[6] Enam : Mengundurkan Diri

2.1K 81 1
                                    

6. Mengundurkan Diri.

Ibu menghela napas panjang. Perlahan, ia melepas tanganku dari tubuhnya. Perasaanku dipenuhi rasa cemas seketika. Aku sampai setakut ini akan penolakan Ibu.

"Kalau kamu sama papa kamu sudah iya, ibu nggak bisa apa-apa."

Dahiku mengernyit. "Maksud Ibu?"

"Ya. Papa pasti nggak berbohong juga dengan penuturannya. Ibu percaya banget sama papa, meskipun rasanya nggak percaya Riko ternyata orang jahat. Tapi melihatmu yang menangis, dan penuturan ayah yang mengatakan sudah tahu sejak lama, rasanya lebih baik kamu jauh-jauh saja dari Riko. Ibu nggak bakalan bisa setuju kamu menikah gitu aja selain karena papa sudah menyiapkannya. Dan ya, Pa, kita perlu ngobrol panjang lebar."

"Nggak-nggak. Aku nggak mau kalau Ibu asal setuju aja kalau dalam hati ibu ada perasaan terpaksa.
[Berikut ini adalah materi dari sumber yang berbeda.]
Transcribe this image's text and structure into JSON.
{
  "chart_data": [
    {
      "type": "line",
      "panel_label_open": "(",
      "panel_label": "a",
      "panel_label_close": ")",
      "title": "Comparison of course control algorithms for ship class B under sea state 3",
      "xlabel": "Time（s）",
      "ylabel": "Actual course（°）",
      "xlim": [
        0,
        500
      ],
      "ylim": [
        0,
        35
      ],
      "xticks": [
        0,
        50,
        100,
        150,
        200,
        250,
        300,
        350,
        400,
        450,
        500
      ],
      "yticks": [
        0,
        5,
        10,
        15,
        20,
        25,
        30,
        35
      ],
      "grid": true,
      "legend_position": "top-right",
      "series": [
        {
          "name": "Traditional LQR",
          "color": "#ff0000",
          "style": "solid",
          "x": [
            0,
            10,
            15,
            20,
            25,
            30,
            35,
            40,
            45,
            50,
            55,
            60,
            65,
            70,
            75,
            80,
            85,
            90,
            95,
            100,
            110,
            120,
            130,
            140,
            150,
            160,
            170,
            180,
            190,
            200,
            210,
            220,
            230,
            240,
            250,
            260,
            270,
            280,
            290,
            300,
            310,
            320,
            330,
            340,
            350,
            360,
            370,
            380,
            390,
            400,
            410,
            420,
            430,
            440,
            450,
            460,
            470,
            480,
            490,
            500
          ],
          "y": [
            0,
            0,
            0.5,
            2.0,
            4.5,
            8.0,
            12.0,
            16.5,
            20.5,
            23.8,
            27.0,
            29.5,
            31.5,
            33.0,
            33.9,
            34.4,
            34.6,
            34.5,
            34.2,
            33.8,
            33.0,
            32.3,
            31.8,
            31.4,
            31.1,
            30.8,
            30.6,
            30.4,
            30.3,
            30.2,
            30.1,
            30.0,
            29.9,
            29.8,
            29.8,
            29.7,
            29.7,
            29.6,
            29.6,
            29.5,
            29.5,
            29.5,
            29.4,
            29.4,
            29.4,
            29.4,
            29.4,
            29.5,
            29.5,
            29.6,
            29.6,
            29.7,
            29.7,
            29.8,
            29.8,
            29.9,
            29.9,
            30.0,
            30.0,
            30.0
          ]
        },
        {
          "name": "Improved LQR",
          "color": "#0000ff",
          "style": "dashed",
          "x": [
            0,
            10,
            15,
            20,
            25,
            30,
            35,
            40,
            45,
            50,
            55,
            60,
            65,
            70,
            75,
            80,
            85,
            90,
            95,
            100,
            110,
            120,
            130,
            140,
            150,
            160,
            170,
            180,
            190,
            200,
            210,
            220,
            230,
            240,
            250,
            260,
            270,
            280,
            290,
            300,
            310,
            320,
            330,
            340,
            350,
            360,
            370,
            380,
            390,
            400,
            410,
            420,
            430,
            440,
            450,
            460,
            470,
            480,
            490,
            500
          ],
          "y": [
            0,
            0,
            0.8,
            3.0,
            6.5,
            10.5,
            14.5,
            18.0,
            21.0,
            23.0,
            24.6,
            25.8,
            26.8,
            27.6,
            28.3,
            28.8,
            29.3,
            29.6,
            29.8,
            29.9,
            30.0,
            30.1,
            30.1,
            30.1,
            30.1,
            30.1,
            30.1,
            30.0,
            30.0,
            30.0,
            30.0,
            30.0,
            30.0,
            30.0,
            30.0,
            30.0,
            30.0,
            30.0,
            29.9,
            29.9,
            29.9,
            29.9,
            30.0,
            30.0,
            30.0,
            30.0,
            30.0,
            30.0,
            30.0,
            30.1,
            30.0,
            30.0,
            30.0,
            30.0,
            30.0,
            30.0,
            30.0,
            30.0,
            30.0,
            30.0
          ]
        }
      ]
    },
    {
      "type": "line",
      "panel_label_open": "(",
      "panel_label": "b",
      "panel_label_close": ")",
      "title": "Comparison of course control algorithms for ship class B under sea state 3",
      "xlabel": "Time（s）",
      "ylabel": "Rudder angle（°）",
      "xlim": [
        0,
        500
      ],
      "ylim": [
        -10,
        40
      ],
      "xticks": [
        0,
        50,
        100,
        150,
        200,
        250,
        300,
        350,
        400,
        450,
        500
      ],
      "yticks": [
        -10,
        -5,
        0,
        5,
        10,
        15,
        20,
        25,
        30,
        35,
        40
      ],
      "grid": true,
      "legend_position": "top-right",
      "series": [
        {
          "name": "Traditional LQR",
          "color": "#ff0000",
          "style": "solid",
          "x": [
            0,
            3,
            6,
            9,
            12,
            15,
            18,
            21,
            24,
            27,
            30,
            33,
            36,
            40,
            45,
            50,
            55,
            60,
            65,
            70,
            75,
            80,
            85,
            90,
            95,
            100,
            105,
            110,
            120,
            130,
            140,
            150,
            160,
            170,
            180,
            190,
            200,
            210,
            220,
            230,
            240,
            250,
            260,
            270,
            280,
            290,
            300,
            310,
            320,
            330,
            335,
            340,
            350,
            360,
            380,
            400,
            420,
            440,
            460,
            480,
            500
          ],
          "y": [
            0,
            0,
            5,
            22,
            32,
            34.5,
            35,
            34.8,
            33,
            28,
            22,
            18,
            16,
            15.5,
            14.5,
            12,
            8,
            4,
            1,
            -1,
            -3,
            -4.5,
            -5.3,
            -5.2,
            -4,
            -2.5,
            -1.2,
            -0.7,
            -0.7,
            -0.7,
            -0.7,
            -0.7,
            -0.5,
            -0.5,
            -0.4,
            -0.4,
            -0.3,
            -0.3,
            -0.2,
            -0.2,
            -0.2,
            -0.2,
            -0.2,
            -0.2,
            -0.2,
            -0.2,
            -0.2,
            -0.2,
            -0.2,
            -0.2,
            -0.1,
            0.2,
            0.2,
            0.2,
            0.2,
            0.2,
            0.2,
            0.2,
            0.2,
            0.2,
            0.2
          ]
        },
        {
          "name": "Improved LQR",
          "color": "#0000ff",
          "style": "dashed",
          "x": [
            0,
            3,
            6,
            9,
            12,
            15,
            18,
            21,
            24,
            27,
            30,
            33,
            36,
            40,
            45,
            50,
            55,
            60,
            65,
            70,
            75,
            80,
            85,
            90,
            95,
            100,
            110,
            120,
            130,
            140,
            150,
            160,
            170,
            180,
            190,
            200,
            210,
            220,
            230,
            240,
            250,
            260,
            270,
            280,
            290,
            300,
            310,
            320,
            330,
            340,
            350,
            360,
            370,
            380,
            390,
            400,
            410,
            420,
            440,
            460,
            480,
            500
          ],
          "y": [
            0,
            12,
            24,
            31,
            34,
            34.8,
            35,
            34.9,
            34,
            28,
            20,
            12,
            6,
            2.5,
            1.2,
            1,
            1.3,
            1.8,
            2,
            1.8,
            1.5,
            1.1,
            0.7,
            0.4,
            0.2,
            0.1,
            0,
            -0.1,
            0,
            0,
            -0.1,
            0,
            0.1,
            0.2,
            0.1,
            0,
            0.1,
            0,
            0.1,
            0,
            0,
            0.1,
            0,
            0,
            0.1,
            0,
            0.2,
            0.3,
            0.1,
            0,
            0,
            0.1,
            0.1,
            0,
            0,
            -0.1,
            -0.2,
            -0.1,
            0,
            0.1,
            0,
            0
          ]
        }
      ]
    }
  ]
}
Aku tahu ridho Ibu itu yang utama. Aku membutuhkannya."

"Yang jelas, ibu hanya ingin yang terbaik sama kamu. Asal keinginanmu benar-benar untuk serius, dan tidak menyimpan perasaan dendam kepada orang lain, ibu menyetujuinya. Ibu masih akan mengawasimu. Papa sudah lebih dulu membuat keputusan. Tapi tunggu sampai ibu nilai juga pria kenalan Papa."

"Itu yang saya tunggu. Kalian kapan bertanya mengenai orangnya?" ucap Ayah kemudian.

Aku dan Ibu kompak menatap ayah. Degup jantungku tiba-tiba saja bertambah kecepatan detaknya. Aku tak menyangka mendapatkan detik yang rasanya aneh seperti ini. Tentang hal yang tak terduga, terjadi di waktu sekarang.

Ini menuju tentang pria asing.

Ya. Orang baru.

"Kasih tahu kami sekarang aja, Pa. Pria mana yang berhasil meyakinkan Papa sejak lama sampai saat ini? Ibu biasanya nggak meragukan setiap apa pun pilihan Papa. Sekarang Ibu sangat penasaran. Dia siapa, anak dari siapa, tinggal di mana, sejak kapan Papa mengenalinya, dia punya kelebihan apa?"

"Wait wait. Sebelum itu ... saya ingin memeluk kalian dulu. Sekali lagi saya minta maaf ya sudah melakukan hal yang ternyata sangat mengecewakan kalian." Ayah berdiri dan langsung memeluk kami berdua. Mencium kening Ibu dan aku bergantian. "Kirana, maafkan suamimu ini. Ke depannya saya akan berusaha untuk selalu melakukan kerja sama lebih sempurna lagi dengan partner hidup saya, kamu."

"Hm, iyaa. Usap dulu tuh air mata putrimu. Dia nggak berhenti nangis."

"Oh, iya. Mitha, Nak, maafin ayah, ya? Semoga kamu paham kenapa ayah ngelakuin ini."

"Ayah nyebelin! Tapi ayah yang terbaik ...." Aku cemberut lalu berujung memeluk ayah juga. Sampai akhirnya ia menarik tubuh ibu lagi, dan kami berpelukan bersama.

Cukup senang sekali merasakan momen kehangatan seperti ini. Orang tuaku adalah separuh nyawaku. Mereka kehangatan dalam hidupku. Selalu saja menunjukkan perasaan sayangnya dengan tak terkecuali. Selalu melakukan apa pun yang terbaik untuk putri satu-satunya mereka.

"Sekarang katakan. Siapa pria yang sudah disiapkan ayah dari lama? Memangnya, dia masih sendiri? Mau sama aku?" ucapku kemudian dengan lebih dulu mengakhiri pelukan.

"Hm ...."

"Kasih tahu Ibu dulu, Pa," ucap Ibu pelan.